The justice secretary, David Gauke, is seeking legal advice on how to prevent the release of the serial sex attacker John Worboys following mass public outcry, the Conservative party chairman said.
Brandon Lewis said Gauke, who became justice secretary in last week’s cabinet reshuffle, was taking advice on whether to launch a judicial review into the Parole Board’s decision to release the black-cab rapist John Worboys after less than 10 years.
“The secretary of state for justice will be doing everything he can to make sure this man stays behind bars,” Lewis told BBC1’s Andrew Marr Show, amid reports that cabinet ministers privately warned Gauke that the decision to release Worboys could be unlawful because of an apparent failure to consult victims.
Worboys was jailed indefinitely in 2009, with a minimum term of eight years, for drugging and sexually assaulting female passengers. He has been linked to 102 complaints, making him one of the country’s most prolific sex offenders. He has been convicted of 19 offences relating to 12 victims.
The decision to release him was met with criticism from those who questioned why all of the complainants who came forward had not seen their cases brought to trial.
Lewis said the government would proceed with a judicial review if it received the advice that it would be a successful route to keeping Worboys behind bars.
“Obviously if the advice is that we can go forward with judicial review in a positive way then we will look to do that,” he said. “I think every victim out there, every friend and family, everyone who has read about this case, will want to know we are doing everything we can.”
Lewis said he understood widespread public anger and victims’ distress about the decision to release Worboys. “I absolutely understand.
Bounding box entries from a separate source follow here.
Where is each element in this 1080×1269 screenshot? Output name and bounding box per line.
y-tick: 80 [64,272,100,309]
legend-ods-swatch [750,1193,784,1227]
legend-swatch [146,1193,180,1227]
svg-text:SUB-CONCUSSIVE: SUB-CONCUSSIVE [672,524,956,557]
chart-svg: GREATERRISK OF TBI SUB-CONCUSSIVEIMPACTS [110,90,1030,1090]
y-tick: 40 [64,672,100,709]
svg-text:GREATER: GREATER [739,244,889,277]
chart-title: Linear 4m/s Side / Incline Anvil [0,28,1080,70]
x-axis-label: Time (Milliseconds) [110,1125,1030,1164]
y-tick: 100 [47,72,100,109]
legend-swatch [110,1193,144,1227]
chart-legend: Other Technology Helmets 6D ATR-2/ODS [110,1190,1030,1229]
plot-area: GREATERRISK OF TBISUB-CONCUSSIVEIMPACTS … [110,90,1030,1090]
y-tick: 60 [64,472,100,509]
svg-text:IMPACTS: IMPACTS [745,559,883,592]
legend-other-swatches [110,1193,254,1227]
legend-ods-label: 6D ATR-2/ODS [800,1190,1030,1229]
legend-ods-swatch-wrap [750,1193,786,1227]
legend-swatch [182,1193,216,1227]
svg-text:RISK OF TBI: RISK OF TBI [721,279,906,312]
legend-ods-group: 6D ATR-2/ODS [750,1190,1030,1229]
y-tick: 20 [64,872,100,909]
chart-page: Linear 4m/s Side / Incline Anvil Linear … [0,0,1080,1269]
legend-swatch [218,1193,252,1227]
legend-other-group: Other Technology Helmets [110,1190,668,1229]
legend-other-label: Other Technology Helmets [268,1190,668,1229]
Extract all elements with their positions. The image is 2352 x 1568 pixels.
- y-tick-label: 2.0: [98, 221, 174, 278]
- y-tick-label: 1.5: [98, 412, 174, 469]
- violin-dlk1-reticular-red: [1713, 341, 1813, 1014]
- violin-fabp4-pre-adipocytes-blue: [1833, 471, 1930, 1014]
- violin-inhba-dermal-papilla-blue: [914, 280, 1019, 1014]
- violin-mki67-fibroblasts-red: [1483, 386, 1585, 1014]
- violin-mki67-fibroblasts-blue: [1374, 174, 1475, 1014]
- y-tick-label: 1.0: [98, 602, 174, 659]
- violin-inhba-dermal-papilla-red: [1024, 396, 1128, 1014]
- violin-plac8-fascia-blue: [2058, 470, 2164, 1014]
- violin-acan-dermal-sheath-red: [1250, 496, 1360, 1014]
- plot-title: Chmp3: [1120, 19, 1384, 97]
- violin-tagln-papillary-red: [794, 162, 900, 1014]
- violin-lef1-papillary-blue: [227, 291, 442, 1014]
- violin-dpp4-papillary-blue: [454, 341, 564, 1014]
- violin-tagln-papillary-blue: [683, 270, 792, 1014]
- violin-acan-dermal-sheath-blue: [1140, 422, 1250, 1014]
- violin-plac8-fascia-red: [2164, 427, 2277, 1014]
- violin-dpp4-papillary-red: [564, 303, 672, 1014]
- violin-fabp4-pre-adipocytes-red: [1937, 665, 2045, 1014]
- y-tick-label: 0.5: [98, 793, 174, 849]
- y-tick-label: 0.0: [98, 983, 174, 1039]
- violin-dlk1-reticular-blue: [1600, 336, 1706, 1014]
I know someone who has been through this and been a victim of this but even anybody out there who is reading about this will appreciate just how awful this will be for victims to think about someone like this being out on the street,” he said.
The Ministry of Justice confirmed it was looking at the option of judicial review after it was first reported in the Sunday Times. “The secretary of state is minded to move forward only if there was a reasonable prospect of success,” a spokesman said.
The terms of Worboys’ licence are not yet finalised and victims will have a chance to give their views to the Parole Board on suitable conditions before his release
Victims and campaigners are understood to have already been looking at options for judicial review ahead of Gauke’s own investigations. Sarah Green, from the End Violence Against Women Coalition, said victims would “hopefully have some relief at this news”.
Harriet Wistrich, a lawyer representing one of the victims from Worboys’ criminal trial and another complainant, said: “My clients are keen for anything to be done to stop the release of Worboys, who they are both convinced remains a danger to women … Such a challenge would be unprecedented but, in this case, at the very least they deserve an explanation and an opportunity to be consulted. They have already been badly let down by the police which led them to bring a case against the police for their initial abject failure to investigate him.”
Files relating to 83 separate complainants were referred to the CPS during the police investigation into Worboys. Of those, 14 formed part of the trial while the remaining cases did not pass the “evidential test”.
Following Worboys’ conviction, the Metropolitan police received allegations from a further 19 women.